Livelihoods of conservancy members are receiving boosts through a number of means. The meat from trophy hunted game and animals harvested for own use is substantial. Similarly, each job created provides valuable livelihood benefits to direct family members and indirect benefits to extended family members.

I am aware that hunting on concessions on State land comes to an end this year. We will soon announce the concessions where hunting will continue or can still be awarded for the next few years and the number of animals thereof. We are currently reviewing the progress and challenges we had in these concessions over the past three years, to enable the Ministry to make good decisions.

By now it has become common knowledge that tourism in general, and trophy hunting in particular, has grown to be one of the most important assets to Namibia in terms of its strong contribution to the Gross Domestic Product, employment creation and the well-being and social upliftment of our rural people."
 
Good to hear!
 
....

I am aware that hunting on concessions on State land comes to an end this year. We will soon announce the concessions where hunting will continue or can still be awarded for the next few years and the number of animals thereof. We are currently reviewing the progress and challenges we had in these concessions over the past three years, to enable the Ministry to make good decisions.

What is the process for obtaining these concessions in NA?
 
Namibia trophy hunting concessions were established in 1992. Namibia's Ministry of Environment and Tourism (MET) auctioned off last time around (December 2008 for the 2009 hunting season) nine trophy hunting concessions located on State land. Only Namibian companies employing registered Namibian Professional Hunter can bid on these concessions and black empowerment trophy hunting companies will be given preference. For concessions where Big Game, Elephant, Rhinoceros, Buffaloes and Lion, is on auction, a Big Game registered Professional Hunter must be employed. Companies must be registered with the Namibian Tourism Board. Also not more than 2 concessions will be sold to the same company. Concession holders are required to recruit and train the local community as camp staff. Meat from hunted animals may be utilized in camps and the excess distributed to the local communities, schools and old age homes.

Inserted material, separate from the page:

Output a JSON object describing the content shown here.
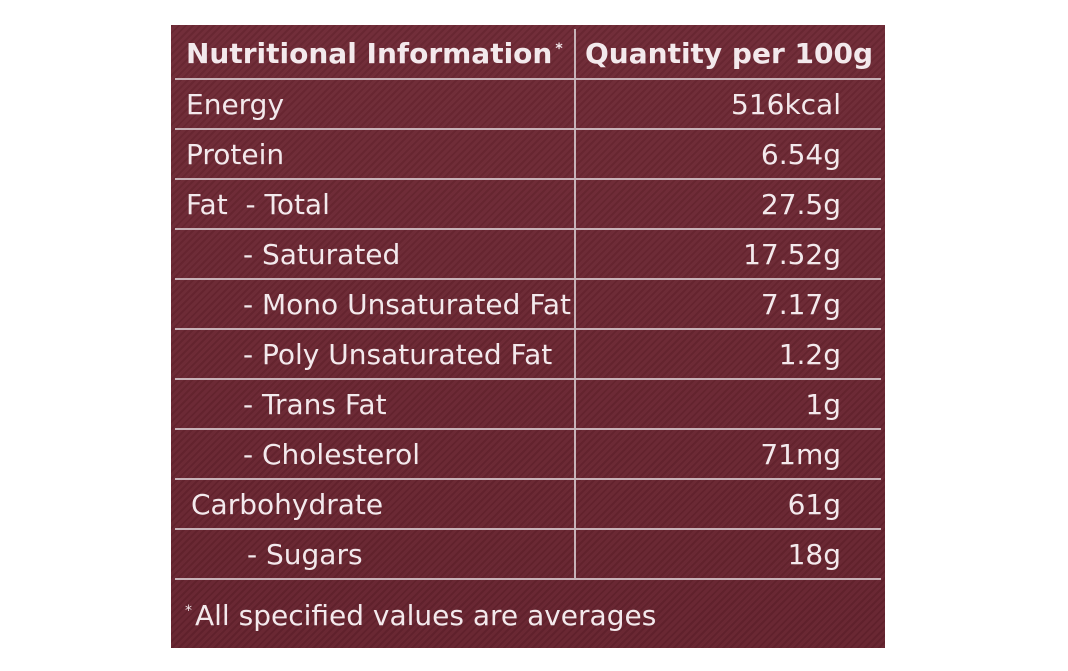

These auctions held by the Ministry of Environment and Tourism (MET) are an important source of revenue and the ministry sees trophy hunting as an effective way of harvesting wildlife populations in a sustainable manner and removing animals that are too old to reproduce from wildlife populations, whilst providing the maximum revenue from the wildlife resource. Trophy hunting plays a beneficial role in Namibia's rural areas as a means of creating employment, empowering formerly disadvantaged Namibians, contributing to the management and control of human/wildlife conflicts and providing meat for distribution to traditional authorities and rural communities. Income generated from the auctions go towards the Game Product Trust Fund and will be re-invested in the conservation and management of the country's protected areas, as well as funding rural areas' wildlife projects.

A lot more on the topic:
- Namibia Communal Area Conservancies

Here is a news post:
- Namibia Hunting Concessions Awarded for Bwabwata
 
Well, the world is sure a different place than the one I grew up in. American astronauts get to outer space on Russian rockets. The hottest player in the NBA is Chinese. Now we can look the Africa for an example of responsible, wise governance.
 
Well, the world is sure a different place than the one I grew up in. American astronauts get to outer space on Russian rockets. The hottest player in the NBA is Chinese. Now we can look the Africa for an example of responsible, wise governance.